Evidently, recumbent bikes have many benefits that make them worthwhile. They simultaneously offer an efficient lower body resistance workout and cardio session. Recumbent bikes are also great for burning calories and melting away fat. 

If you want firm and strong glutes, you can achieve it comfortably, efficiently, and with minimum strain on a recumbent bike. 

Tips for Working Your Glutes

There are a few tips to keep in mind to get the best out of your glutes during a recumbent bike workout.

Seating Position 

One way to maximize the burn in your booty is to make sure you are correctly positioned in your seat. Your seat should be set to hip-level. The key is to tilt your body forward. An upright position mostly targets quads and calves.

Leaning forward will target your glutes. Just be sure not to lean forward too much, as this can strain your neck and shoulders.

Foot Placement

Your hamstrings, quads, and glutes work together when you pedal. Improper foot placement on your pedals can prevent you from properly engaging your glutes.

Keep the soles of your feet parallel to the floor as they move up and down to pedal. To engage your glutes, push into the pedal with your heels, instead of the balls of your feet.

Resistance

The resistance level at which you pedal is also crucial to work your glutes.

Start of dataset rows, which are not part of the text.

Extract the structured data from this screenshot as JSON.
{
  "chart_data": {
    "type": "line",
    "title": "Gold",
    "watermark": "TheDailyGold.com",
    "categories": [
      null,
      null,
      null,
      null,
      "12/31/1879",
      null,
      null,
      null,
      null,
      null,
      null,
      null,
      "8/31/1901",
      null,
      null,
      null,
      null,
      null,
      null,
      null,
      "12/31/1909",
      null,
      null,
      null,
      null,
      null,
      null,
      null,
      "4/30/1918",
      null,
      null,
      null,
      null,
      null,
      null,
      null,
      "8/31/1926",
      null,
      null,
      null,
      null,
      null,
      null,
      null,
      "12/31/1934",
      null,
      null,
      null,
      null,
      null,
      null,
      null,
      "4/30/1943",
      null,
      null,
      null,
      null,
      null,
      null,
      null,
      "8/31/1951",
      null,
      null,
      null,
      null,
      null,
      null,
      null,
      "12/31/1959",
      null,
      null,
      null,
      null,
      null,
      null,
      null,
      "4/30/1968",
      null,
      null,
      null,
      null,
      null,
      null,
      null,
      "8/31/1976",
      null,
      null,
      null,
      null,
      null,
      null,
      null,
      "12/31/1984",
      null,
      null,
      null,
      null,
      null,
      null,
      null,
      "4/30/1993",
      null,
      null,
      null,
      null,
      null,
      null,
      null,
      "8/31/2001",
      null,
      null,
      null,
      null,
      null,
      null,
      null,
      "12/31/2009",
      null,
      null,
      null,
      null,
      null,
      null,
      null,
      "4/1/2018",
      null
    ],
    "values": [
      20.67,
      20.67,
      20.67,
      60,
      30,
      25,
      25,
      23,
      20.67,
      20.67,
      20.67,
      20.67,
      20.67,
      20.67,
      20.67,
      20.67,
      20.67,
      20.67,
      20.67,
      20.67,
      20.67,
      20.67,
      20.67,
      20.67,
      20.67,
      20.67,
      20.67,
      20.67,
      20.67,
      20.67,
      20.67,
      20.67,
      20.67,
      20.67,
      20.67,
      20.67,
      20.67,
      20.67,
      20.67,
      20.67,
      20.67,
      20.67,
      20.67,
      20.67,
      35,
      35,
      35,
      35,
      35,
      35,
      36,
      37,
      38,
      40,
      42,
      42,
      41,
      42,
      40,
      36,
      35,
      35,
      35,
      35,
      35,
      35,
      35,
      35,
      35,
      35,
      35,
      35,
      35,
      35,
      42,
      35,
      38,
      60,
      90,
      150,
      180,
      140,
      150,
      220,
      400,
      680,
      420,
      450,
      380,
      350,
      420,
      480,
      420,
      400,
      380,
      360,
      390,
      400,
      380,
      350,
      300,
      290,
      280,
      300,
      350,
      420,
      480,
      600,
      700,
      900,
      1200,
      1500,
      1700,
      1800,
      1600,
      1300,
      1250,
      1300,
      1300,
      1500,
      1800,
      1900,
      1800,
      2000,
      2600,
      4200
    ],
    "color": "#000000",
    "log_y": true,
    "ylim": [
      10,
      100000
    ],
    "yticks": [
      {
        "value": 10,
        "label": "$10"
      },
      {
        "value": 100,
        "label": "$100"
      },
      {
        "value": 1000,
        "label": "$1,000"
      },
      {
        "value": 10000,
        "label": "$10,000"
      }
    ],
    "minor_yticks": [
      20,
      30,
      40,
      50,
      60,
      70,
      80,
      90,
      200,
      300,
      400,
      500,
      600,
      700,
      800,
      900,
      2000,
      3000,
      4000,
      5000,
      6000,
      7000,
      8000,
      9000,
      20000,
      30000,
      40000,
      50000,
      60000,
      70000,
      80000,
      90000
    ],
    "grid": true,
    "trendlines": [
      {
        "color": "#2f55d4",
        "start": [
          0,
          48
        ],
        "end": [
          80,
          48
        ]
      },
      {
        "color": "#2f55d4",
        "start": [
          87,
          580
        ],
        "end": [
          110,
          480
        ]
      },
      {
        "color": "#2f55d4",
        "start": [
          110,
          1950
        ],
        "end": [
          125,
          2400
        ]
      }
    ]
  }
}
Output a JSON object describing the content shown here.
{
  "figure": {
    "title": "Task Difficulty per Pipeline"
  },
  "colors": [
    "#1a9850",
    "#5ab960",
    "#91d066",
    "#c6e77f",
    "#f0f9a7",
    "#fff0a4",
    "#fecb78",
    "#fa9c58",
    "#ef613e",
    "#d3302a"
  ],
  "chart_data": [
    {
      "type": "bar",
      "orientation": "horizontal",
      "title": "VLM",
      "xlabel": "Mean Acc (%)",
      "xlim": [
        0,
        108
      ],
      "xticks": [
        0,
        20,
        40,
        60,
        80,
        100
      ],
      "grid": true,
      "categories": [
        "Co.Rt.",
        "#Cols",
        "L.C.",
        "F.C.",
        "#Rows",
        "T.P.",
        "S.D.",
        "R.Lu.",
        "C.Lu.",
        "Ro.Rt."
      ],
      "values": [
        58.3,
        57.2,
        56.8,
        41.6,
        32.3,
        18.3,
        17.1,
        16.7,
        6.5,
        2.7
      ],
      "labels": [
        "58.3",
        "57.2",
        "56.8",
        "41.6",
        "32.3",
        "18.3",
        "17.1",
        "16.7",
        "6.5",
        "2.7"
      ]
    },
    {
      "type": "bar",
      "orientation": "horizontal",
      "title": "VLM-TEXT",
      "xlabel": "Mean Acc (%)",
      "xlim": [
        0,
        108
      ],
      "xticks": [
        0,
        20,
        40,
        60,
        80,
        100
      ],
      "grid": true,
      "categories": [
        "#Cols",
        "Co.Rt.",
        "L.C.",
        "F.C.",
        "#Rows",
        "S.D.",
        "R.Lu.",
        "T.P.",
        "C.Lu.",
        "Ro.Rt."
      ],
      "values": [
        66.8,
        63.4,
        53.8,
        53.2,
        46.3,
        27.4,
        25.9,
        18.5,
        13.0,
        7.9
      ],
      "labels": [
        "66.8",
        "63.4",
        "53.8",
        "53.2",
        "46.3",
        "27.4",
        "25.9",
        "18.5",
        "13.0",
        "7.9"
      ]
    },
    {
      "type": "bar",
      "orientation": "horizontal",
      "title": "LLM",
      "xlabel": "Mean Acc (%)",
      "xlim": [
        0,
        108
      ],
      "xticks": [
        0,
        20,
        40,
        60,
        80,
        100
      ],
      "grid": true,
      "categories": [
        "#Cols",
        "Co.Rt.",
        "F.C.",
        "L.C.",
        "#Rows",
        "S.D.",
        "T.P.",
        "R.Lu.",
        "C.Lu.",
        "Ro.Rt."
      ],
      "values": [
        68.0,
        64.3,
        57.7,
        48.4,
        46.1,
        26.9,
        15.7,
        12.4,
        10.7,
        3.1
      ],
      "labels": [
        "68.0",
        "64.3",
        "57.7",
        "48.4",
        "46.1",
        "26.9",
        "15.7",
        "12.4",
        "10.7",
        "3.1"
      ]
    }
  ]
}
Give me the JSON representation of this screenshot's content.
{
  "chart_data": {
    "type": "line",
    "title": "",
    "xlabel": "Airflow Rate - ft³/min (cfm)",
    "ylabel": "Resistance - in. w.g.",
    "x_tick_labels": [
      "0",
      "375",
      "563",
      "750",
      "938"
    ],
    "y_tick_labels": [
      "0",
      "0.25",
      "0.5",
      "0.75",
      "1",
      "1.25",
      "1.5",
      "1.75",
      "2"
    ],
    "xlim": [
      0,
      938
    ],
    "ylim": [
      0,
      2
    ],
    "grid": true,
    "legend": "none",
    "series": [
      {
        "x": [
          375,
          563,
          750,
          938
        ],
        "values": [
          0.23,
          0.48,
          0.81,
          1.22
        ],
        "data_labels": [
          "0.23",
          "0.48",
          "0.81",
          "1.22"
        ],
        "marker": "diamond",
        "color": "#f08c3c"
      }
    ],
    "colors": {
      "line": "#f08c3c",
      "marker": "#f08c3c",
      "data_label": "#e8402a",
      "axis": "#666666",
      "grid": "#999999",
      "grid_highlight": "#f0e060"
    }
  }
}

Indoor bikes usually have resistance-level settings. The higher the level of resistance, the better for your booty.

If you ride an outdoor bike, you might want to pedal on different terrains to take your workout to the next level. 

Alternating between high resistance and low resistance for equal periods will maximize your workout. You may want to pedal with light resistance for 2 minutes, followed by high resistance for 2 minutes.